Processing Pipeline:
- Videos are divided into 3-second segments, aligning with the pre-trained model's capacity.
- Text prompts can be provided in three formats (short summary, sentence-level plot, detailed storyboard), with detailed storyboards (Format 3) being the final input format used for both training and inference after potential conversion using Claude 3.7 Sonnet.
- Input sequences are formed by concatenating text tokens and (noisy) video tokens for each 3-second segment, resulting in an interleaved sequence for the entire video.
- Hybrid Attention/TTT: Self-attention is applied locally within each 3-second segment to manage computational cost. TTT layers are applied globally across the concatenated sequence of all segments, enabling long-range temporal modeling with linear complexity.
Dataset and Fine-tuning:
- A dataset was curated using ~7 hours of Tom and Jerry cartoons (1940-1948). Videos were super-resolved, segmented into 3-second clips, and annotated with detailed paragraph descriptions (storyboards) for each segment.
- A multi-stage fine-tuning strategy was employed, starting with adapting the full model to the Tom and Jerry domain on 3-second clips, then progressively increasing the video length (9, 18, 30, 63 seconds) while only fine-tuning the TTT layers, gates, and attention parameters at a lower learning rate.
GPU Optimization:
- To handle the large hidden state (MLP weights) of TTT-MLP layers efficiently, an "On-Chip Tensor Parallel" approach was implemented. This shards the MLP weights across the fast on-chip memory (SMEM) of multiple Streaming Multiprocessors (SMs) on NVIDIA Hopper GPUs, using DSMEM for inter-SM communication (AllReduce), thus minimizing costly data transfers to/from the main GPU memory (HBM).
- Parallelization across the sequence length is achieved by updating the TTT hidden state in mini-batches of tokens.

Evaluation:

TTT-MLP was compared against baselines including local attention (no long-range mechanism), TTT-Linear (TTT with a linear model as hidden state), Mamba 2 [dao2024mamba2], Gated DeltaNet [yang2025gateddeltanetworksimproving], and sliding-window attention on generating 63-second videos.
Human evaluation using pairwise comparisons focused on four axes: Text following, Motion naturalness, Aesthetics, and Temporal consistency.
On one-minute videos, TTT-MLP significantly outperformed all baselines, leading the second-best method by 34 Elo points on average, with notable gains in temporal consistency (+38 Elo) and motion naturalness (+39 Elo).
An elimination round on 18-second videos showed Gated DeltaNet performed best, indicating that for shorter contexts (~100k tokens), simpler RNNs might be more effective or TTT-MLP's advantages become less pronounced.

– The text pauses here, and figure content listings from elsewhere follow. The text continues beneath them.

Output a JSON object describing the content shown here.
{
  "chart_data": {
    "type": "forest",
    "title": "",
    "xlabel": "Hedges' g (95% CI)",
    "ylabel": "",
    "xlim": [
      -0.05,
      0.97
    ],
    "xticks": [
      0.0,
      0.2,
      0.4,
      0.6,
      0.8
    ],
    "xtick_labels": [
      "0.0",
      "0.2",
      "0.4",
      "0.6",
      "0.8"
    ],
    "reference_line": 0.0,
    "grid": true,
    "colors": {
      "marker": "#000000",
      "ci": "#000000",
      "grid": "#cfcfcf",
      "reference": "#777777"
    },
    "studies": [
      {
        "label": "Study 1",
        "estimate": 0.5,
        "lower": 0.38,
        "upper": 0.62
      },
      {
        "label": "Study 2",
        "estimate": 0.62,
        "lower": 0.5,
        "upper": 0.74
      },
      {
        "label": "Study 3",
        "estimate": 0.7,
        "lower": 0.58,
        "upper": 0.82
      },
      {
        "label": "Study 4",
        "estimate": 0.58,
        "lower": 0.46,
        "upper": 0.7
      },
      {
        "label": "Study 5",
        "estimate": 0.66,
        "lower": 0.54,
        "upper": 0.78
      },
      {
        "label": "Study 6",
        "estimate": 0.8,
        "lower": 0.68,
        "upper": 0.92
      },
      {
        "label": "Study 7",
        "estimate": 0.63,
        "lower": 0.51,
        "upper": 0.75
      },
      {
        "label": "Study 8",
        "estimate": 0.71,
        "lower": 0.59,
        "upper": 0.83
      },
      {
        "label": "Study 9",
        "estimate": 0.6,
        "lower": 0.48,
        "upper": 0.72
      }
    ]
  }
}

Limitations and Future Work:

The generated videos, while demonstrating complex stories, still contain artifacts like object morphing at segment boundaries, unnatural physics, and inconsistent lighting/camera work, possibly inherited from the base CogVideo-X model.
TTT-MLP is computationally more expensive (slower inference and training) than Mamba 2 or Gated DeltaNet, despite optimizations.
Future directions include further optimizing the TTT-MLP kernel, exploring better ways to integrate TTT layers, using different backbones, and scaling to longer videos potentially with even larger neural networks as hidden states within TTT layers.

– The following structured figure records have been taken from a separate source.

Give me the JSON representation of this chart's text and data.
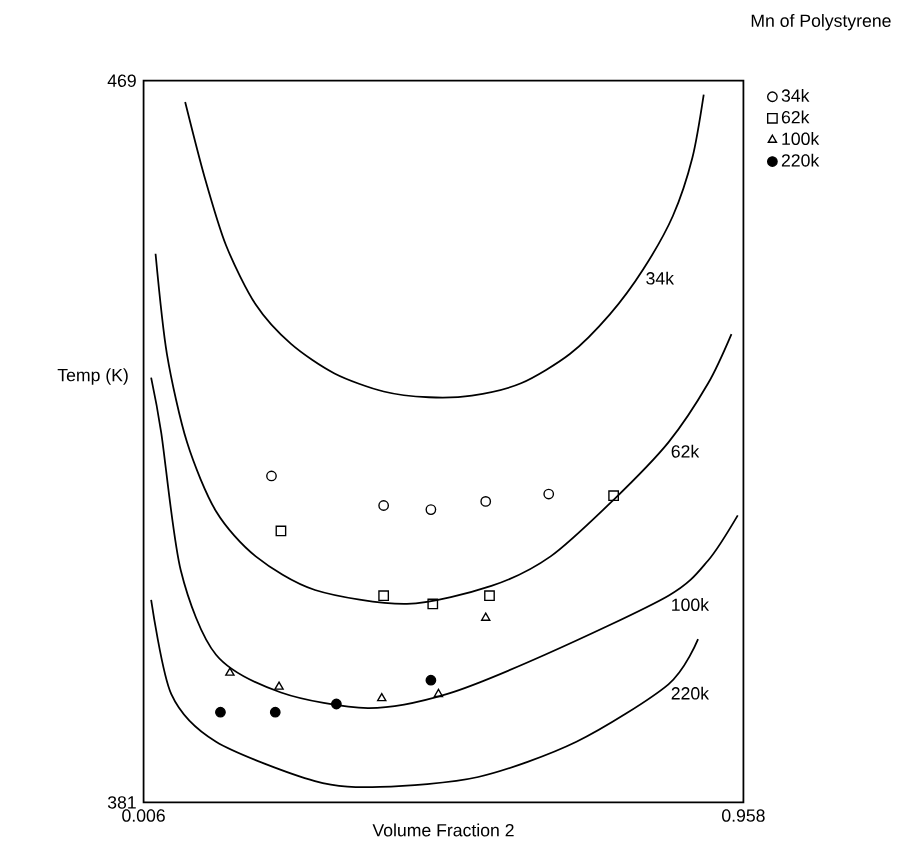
{
  "chart_data": {
    "type": "scatter",
    "xlabel": "Volume Fraction 2",
    "ylabel": "Temp (K)",
    "legend_title": "Mn of Polystyrene",
    "legend": "top right",
    "xlim": [
      0.006,
      0.958
    ],
    "ylim": [
      381,
      469
    ],
    "xticks": [
      0.006,
      0.958
    ],
    "yticks": [
      469,
      381
    ],
    "series": [
      {
        "name": "34k",
        "marker": "circle",
        "color": "#000000",
        "x": [
          0.209,
          0.387,
          0.462,
          0.549,
          0.649
        ],
        "values": [
          420.8,
          417.2,
          416.7,
          417.7,
          418.6
        ]
      },
      {
        "name": "62k",
        "marker": "square",
        "color": "#000000",
        "x": [
          0.224,
          0.387,
          0.465,
          0.555,
          0.752
        ],
        "values": [
          414.1,
          406.2,
          405.2,
          406.2,
          418.4
        ]
      },
      {
        "name": "100k",
        "marker": "triangle",
        "color": "#000000",
        "x": [
          0.143,
          0.221,
          0.384,
          0.474,
          0.549
        ],
        "values": [
          396.8,
          395.1,
          393.7,
          394.2,
          403.5
        ]
      },
      {
        "name": "220k",
        "marker": "filled circle",
        "color": "#000000",
        "x": [
          0.128,
          0.215,
          0.312,
          0.462
        ],
        "values": [
          392.0,
          392.0,
          393.0,
          395.9
        ]
      },
      {
        "name": "34k",
        "type": "line",
        "marker": "none",
        "color": "#000000",
        "x": [
          0.072,
          0.103,
          0.137,
          0.184,
          0.24,
          0.309,
          0.387,
          0.459,
          0.527,
          0.605,
          0.683,
          0.746,
          0.799,
          0.846,
          0.877,
          0.895
        ],
        "values": [
          466.4,
          457.2,
          448.9,
          441.7,
          436.9,
          433.3,
          431.1,
          430.4,
          430.6,
          432.1,
          435.7,
          440.5,
          446.0,
          452.5,
          459.6,
          467.3
        ]
      },
      {
        "name": "62k",
        "type": "line",
        "marker": "none",
        "color": "#000000",
        "x": [
          0.025,
          0.043,
          0.075,
          0.121,
          0.184,
          0.278,
          0.424,
          0.558,
          0.652,
          0.752,
          0.839,
          0.902,
          0.939
        ],
        "values": [
          447.9,
          435.7,
          424.9,
          416.5,
          411.0,
          406.9,
          405.2,
          407.4,
          411.0,
          417.9,
          424.9,
          432.1,
          438.1
        ]
      },
      {
        "name": "100k",
        "type": "line",
        "marker": "none",
        "color": "#000000",
        "x": [
          0.018,
          0.034,
          0.065,
          0.121,
          0.224,
          0.362,
          0.487,
          0.643,
          0.839,
          0.902,
          0.949
        ],
        "values": [
          432.8,
          426.1,
          409.3,
          399.0,
          394.4,
          392.5,
          394.2,
          399.0,
          406.2,
          410.5,
          416.0
        ]
      },
      {
        "name": "220k",
        "type": "line",
        "marker": "none",
        "color": "#000000",
        "x": [
          0.018,
          0.05,
          0.121,
          0.278,
          0.381,
          0.537,
          0.693,
          0.839,
          0.886
        ],
        "values": [
          405.7,
          394.2,
          388.4,
          383.6,
          382.9,
          384.1,
          388.4,
          395.4,
          400.9
        ]
      }
    ]
  }
}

In summary, the paper demonstrates that using neural networks as expressive hidden states within RNN-like TTT layers allows Diffusion Transformers to generate coherent, minute-long videos with complex narratives, outperforming existing methods reliant on standard self-attention or simpler RNN state representations for long-context modeling. The work provides practical implementation details, including architectural modifications, a hybrid local-global processing strategy, multi-stage training, and specialized GPU kernels.